But it does encode it! Each subsequent token's probability space encodes the next word(s) of the book with a non-zero probability that is significantly higher than random noise.
If you had access to a model's top p selection then I'd bet the book is in there consistently for every token. Is it statistically significant? Might be!
I'm not cheating because the number of attempts is so low it's irrelevant.
If I were to take a copyrighted work and chunk it up into 1000 pieces and encrypt each piece with a unique key, and give you all the pieces and keys, would it still be the copyrighted work? What if I shave off the last bit of each key before I give them to you, so you have a 50% chance of guessing the correct key for each piece? What if I shave two bits? What if it's a million pieces? When does it become transformative or no longer infringing for me to distribute?
The answer might surprise you.
Your test is more like the following:
Consider a password consisting of random words each chosen from a 4k dictionary. Say you choose 10 words. Then your password has log_2(4k)*10 entropy.

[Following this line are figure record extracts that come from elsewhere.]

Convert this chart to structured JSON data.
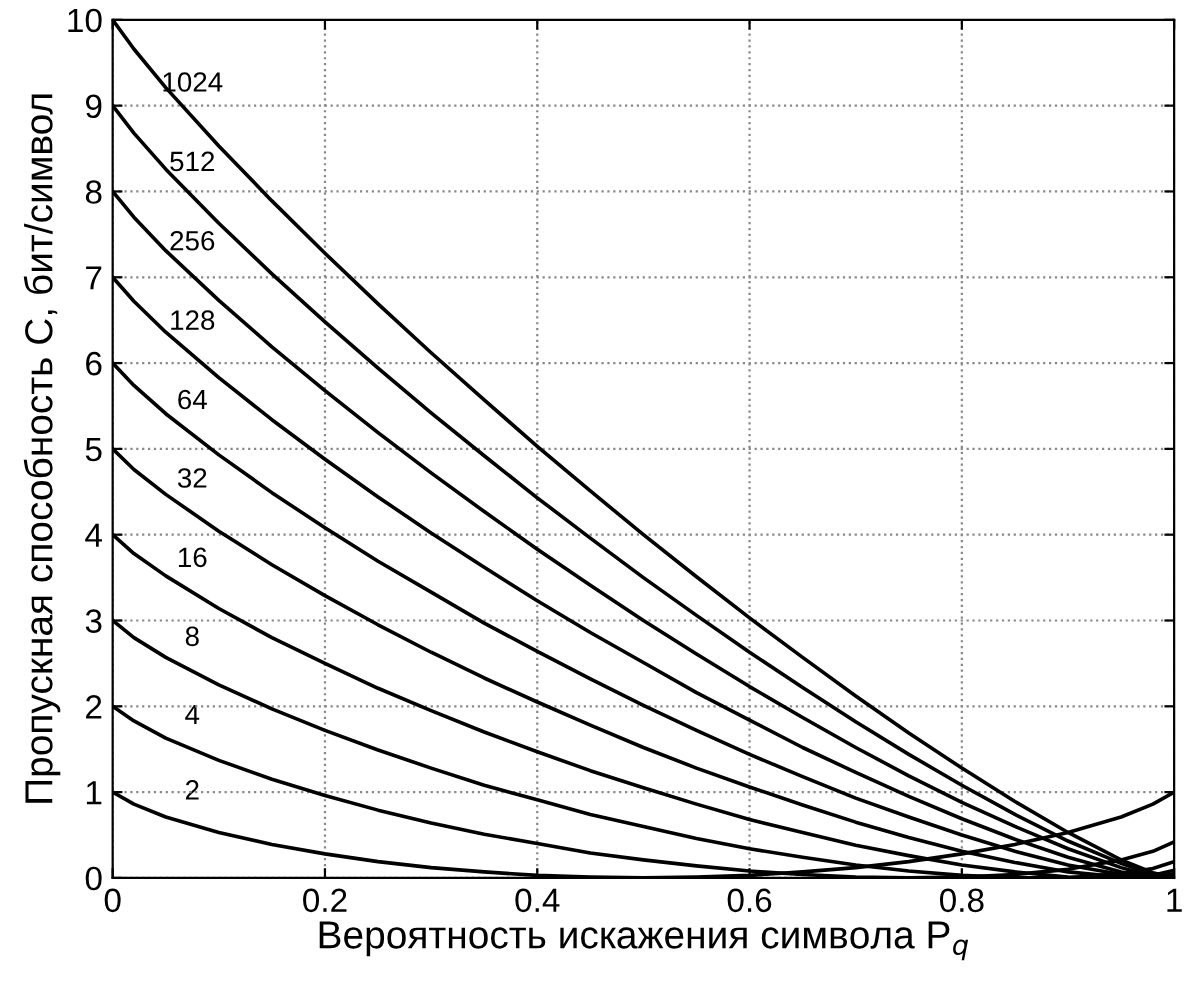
{
  "chart_data": {
    "type": "line",
    "xlabel": "Вероятность искажения символа P$_{q}$",
    "ylabel": "Пропускная способность C, бит/символ",
    "x": [
      0,
      0.02,
      0.05,
      0.1,
      0.15,
      0.2,
      0.25,
      0.3,
      0.35,
      0.4,
      0.45,
      0.5,
      0.55,
      0.6,
      0.65,
      0.7,
      0.75,
      0.8,
      0.85,
      0.9,
      0.95,
      0.98,
      1
    ],
    "xlim": [
      0,
      1
    ],
    "xticks": [
      0,
      0.2,
      0.4,
      0.6,
      0.8,
      1
    ],
    "ylim": [
      0,
      10
    ],
    "yticks": [
      0,
      1,
      2,
      3,
      4,
      5,
      6,
      7,
      8,
      9,
      10
    ],
    "grid": true,
    "legend": false,
    "marker": "none",
    "line_style": "solid",
    "series": [
      {
        "name": "2",
        "color": "#000000",
        "values": [
          1,
          0.86,
          0.71,
          0.53,
          0.39,
          0.28,
          0.19,
          0.12,
          0.07,
          0.03,
          0.01,
          0,
          0.01,
          0.03,
          0.07,
          0.12,
          0.19,
          0.28,
          0.39,
          0.53,
          0.71,
          0.86,
          1
        ]
      },
      {
        "name": "4",
        "color": "#000000",
        "values": [
          2,
          1.83,
          1.63,
          1.37,
          1.15,
          0.96,
          0.79,
          0.64,
          0.51,
          0.4,
          0.29,
          0.21,
          0.14,
          0.08,
          0.04,
          0.01,
          0,
          0.01,
          0.04,
          0.1,
          0.21,
          0.31,
          0.42
        ]
      },
      {
        "name": "8",
        "color": "#000000",
        "values": [
          3,
          2.8,
          2.57,
          2.25,
          1.97,
          1.72,
          1.49,
          1.28,
          1.08,
          0.91,
          0.74,
          0.6,
          0.46,
          0.34,
          0.24,
          0.15,
          0.08,
          0.03,
          0,
          0,
          0.05,
          0.11,
          0.19
        ]
      },
      {
        "name": "16",
        "color": "#000000",
        "values": [
          4,
          3.78,
          3.52,
          3.14,
          2.8,
          2.5,
          2.21,
          1.95,
          1.7,
          1.47,
          1.25,
          1.05,
          0.86,
          0.68,
          0.53,
          0.38,
          0.26,
          0.15,
          0.07,
          0.01,
          0,
          0.03,
          0.09
        ]
      },
      {
        "name": "32",
        "color": "#000000",
        "values": [
          5,
          4.76,
          4.47,
          4.04,
          3.65,
          3.29,
          2.95,
          2.63,
          2.33,
          2.05,
          1.78,
          1.52,
          1.28,
          1.06,
          0.85,
          0.65,
          0.47,
          0.31,
          0.18,
          0.07,
          0.01,
          0,
          0.05
        ]
      },
      {
        "name": "64",
        "color": "#000000",
        "values": [
          6,
          5.74,
          5.41,
          4.93,
          4.49,
          4.08,
          3.69,
          3.33,
          2.97,
          2.64,
          2.32,
          2.01,
          1.72,
          1.44,
          1.18,
          0.93,
          0.71,
          0.5,
          0.31,
          0.15,
          0.04,
          0,
          0.02
        ]
      },
      {
        "name": "128",
        "color": "#000000",
        "values": [
          7,
          6.72,
          6.36,
          5.83,
          5.34,
          4.88,
          4.44,
          4.02,
          3.62,
          3.23,
          2.86,
          2.51,
          2.16,
          1.84,
          1.52,
          1.23,
          0.95,
          0.69,
          0.45,
          0.24,
          0.07,
          0.01,
          0.01
        ]
      },
      {
        "name": "256",
        "color": "#000000",
        "values": [
          8,
          7.7,
          7.31,
          6.73,
          6.19,
          5.68,
          5.19,
          4.72,
          4.27,
          3.83,
          3.41,
          3,
          2.61,
          2.23,
          1.87,
          1.52,
          1.19,
          0.88,
          0.6,
          0.34,
          0.12,
          0.02,
          0.01
        ]
      },
      {
        "name": "512",
        "color": "#000000",
        "values": [
          9,
          8.68,
          8.26,
          7.63,
          7.04,
          6.48,
          5.94,
          5.42,
          4.92,
          4.43,
          3.96,
          3.5,
          3.06,
          2.63,
          2.22,
          1.82,
          1.44,
          1.08,
          0.74,
          0.43,
          0.17,
          0.04,
          0
        ]
      },
      {
        "name": "1024",
        "color": "#000000",
        "values": [
          10,
          9.66,
          9.21,
          8.53,
          7.89,
          7.28,
          6.69,
          6.12,
          5.57,
          5.03,
          4.51,
          4,
          3.51,
          3.03,
          2.57,
          2.12,
          1.69,
          1.28,
          0.89,
          0.53,
          0.21,
          0.06,
          0
        ]
      }
    ]
  }
}
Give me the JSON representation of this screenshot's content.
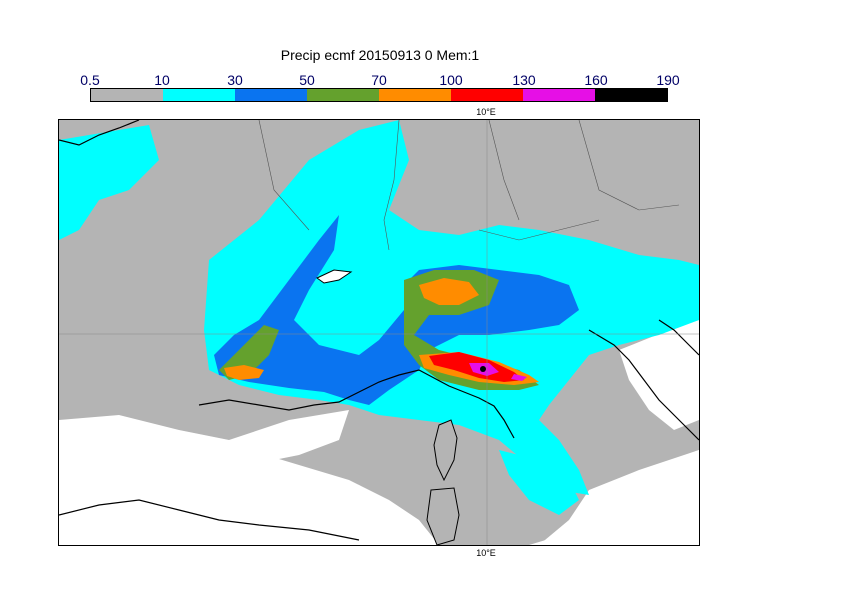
{
  "title": "Precip ecmf 20150913 0 Mem:1",
  "colorbar": {
    "ticks": [
      "0.5",
      "10",
      "30",
      "50",
      "70",
      "100",
      "130",
      "160",
      "190"
    ],
    "colors": [
      "#b4b4b4",
      "#00ffff",
      "#0a74f0",
      "#64a12d",
      "#ff8c00",
      "#ff0000",
      "#e60fe6",
      "#000000"
    ]
  },
  "map": {
    "lon_label_top": "10°E",
    "lon_label_bottom": "10°E"
  }
}
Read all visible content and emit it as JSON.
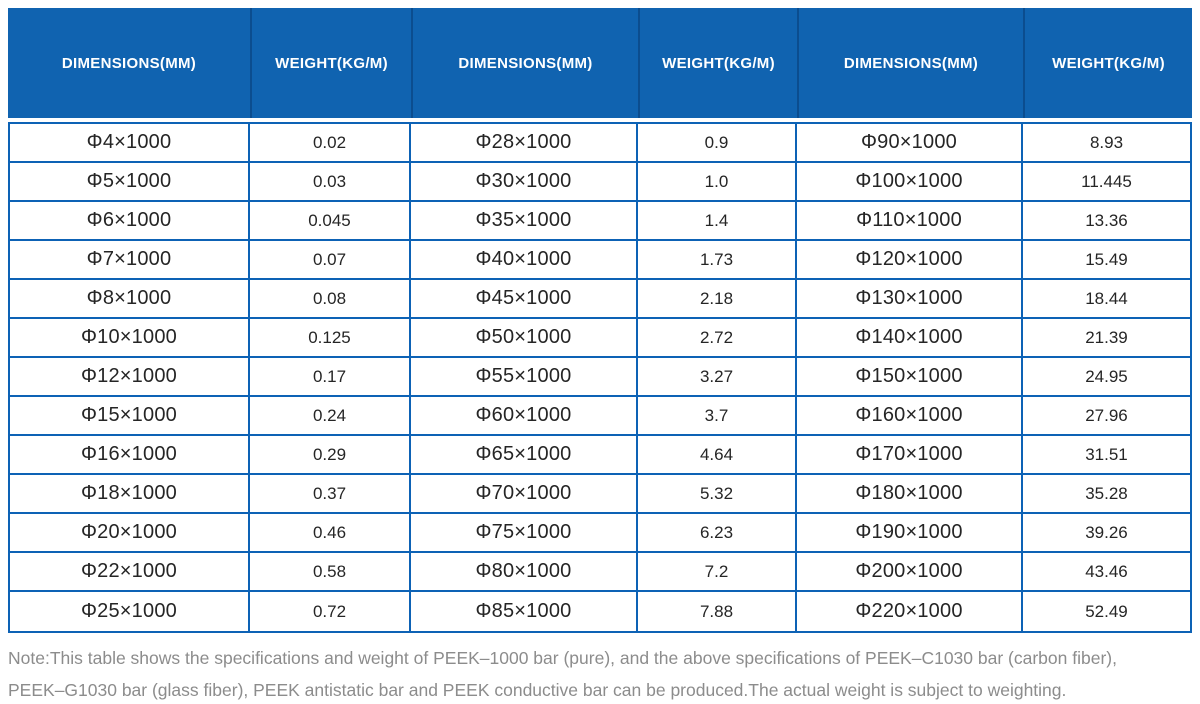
{
  "colors": {
    "header_bg": "#1063b0",
    "header_divider": "#0b4d8f",
    "header_text": "#ffffff",
    "body_border": "#0d62b5",
    "body_text": "#252525",
    "note_text": "#8c8c8c",
    "page_bg": "#ffffff"
  },
  "table": {
    "header": [
      "DIMENSIONS(MM)",
      "WEIGHT(KG/M)",
      "DIMENSIONS(MM)",
      "WEIGHT(KG/M)",
      "DIMENSIONS(MM)",
      "WEIGHT(KG/M)"
    ],
    "rows": [
      [
        "Φ4×1000",
        "0.02",
        "Φ28×1000",
        "0.9",
        "Φ90×1000",
        "8.93"
      ],
      [
        "Φ5×1000",
        "0.03",
        "Φ30×1000",
        "1.0",
        "Φ100×1000",
        "11.445"
      ],
      [
        "Φ6×1000",
        "0.045",
        "Φ35×1000",
        "1.4",
        "Φ110×1000",
        "13.36"
      ],
      [
        "Φ7×1000",
        "0.07",
        "Φ40×1000",
        "1.73",
        "Φ120×1000",
        "15.49"
      ],
      [
        "Φ8×1000",
        "0.08",
        "Φ45×1000",
        "2.18",
        "Φ130×1000",
        "18.44"
      ],
      [
        "Φ10×1000",
        "0.125",
        "Φ50×1000",
        "2.72",
        "Φ140×1000",
        "21.39"
      ],
      [
        "Φ12×1000",
        "0.17",
        "Φ55×1000",
        "3.27",
        "Φ150×1000",
        "24.95"
      ],
      [
        "Φ15×1000",
        "0.24",
        "Φ60×1000",
        "3.7",
        "Φ160×1000",
        "27.96"
      ],
      [
        "Φ16×1000",
        "0.29",
        "Φ65×1000",
        "4.64",
        "Φ170×1000",
        "31.51"
      ],
      [
        "Φ18×1000",
        "0.37",
        "Φ70×1000",
        "5.32",
        "Φ180×1000",
        "35.28"
      ],
      [
        "Φ20×1000",
        "0.46",
        "Φ75×1000",
        "6.23",
        "Φ190×1000",
        "39.26"
      ],
      [
        "Φ22×1000",
        "0.58",
        "Φ80×1000",
        "7.2",
        "Φ200×1000",
        "43.46"
      ],
      [
        "Φ25×1000",
        "0.72",
        "Φ85×1000",
        "7.88",
        "Φ220×1000",
        "52.49"
      ]
    ]
  },
  "note": {
    "line1": "Note:This table shows the specifications and weight of PEEK–1000 bar (pure), and the above specifications of PEEK–C1030 bar (carbon fiber),",
    "line2": "PEEK–G1030 bar (glass fiber), PEEK antistatic bar and PEEK conductive bar can be produced.The actual weight is subject to weighting."
  }
}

Now consider a validator that tells you when you gets a word right. Then you can guess one word at a time, and your password strength is log_2(4k*10). Exponentially weaker.
You're constructing the second scenario and pretending it's the first.
Also in your 50% probability scenario, each word is 1 bit, and even 50-100 bits is unguessable. A 1000 word key where each word provides 1 bit would be absurdly strong.
You're still missing the point. The numbers don't matter because it's copyright infringement as long as I can get the book out. As long as I know the key, or the seed, I can get the book out. In court, how would you prove it's not infringement?
Because you put the book in. Again, this is measurable. Compress the book with a model as the predictor. The residual is you having to give it the answer. It's literally you telling it the book.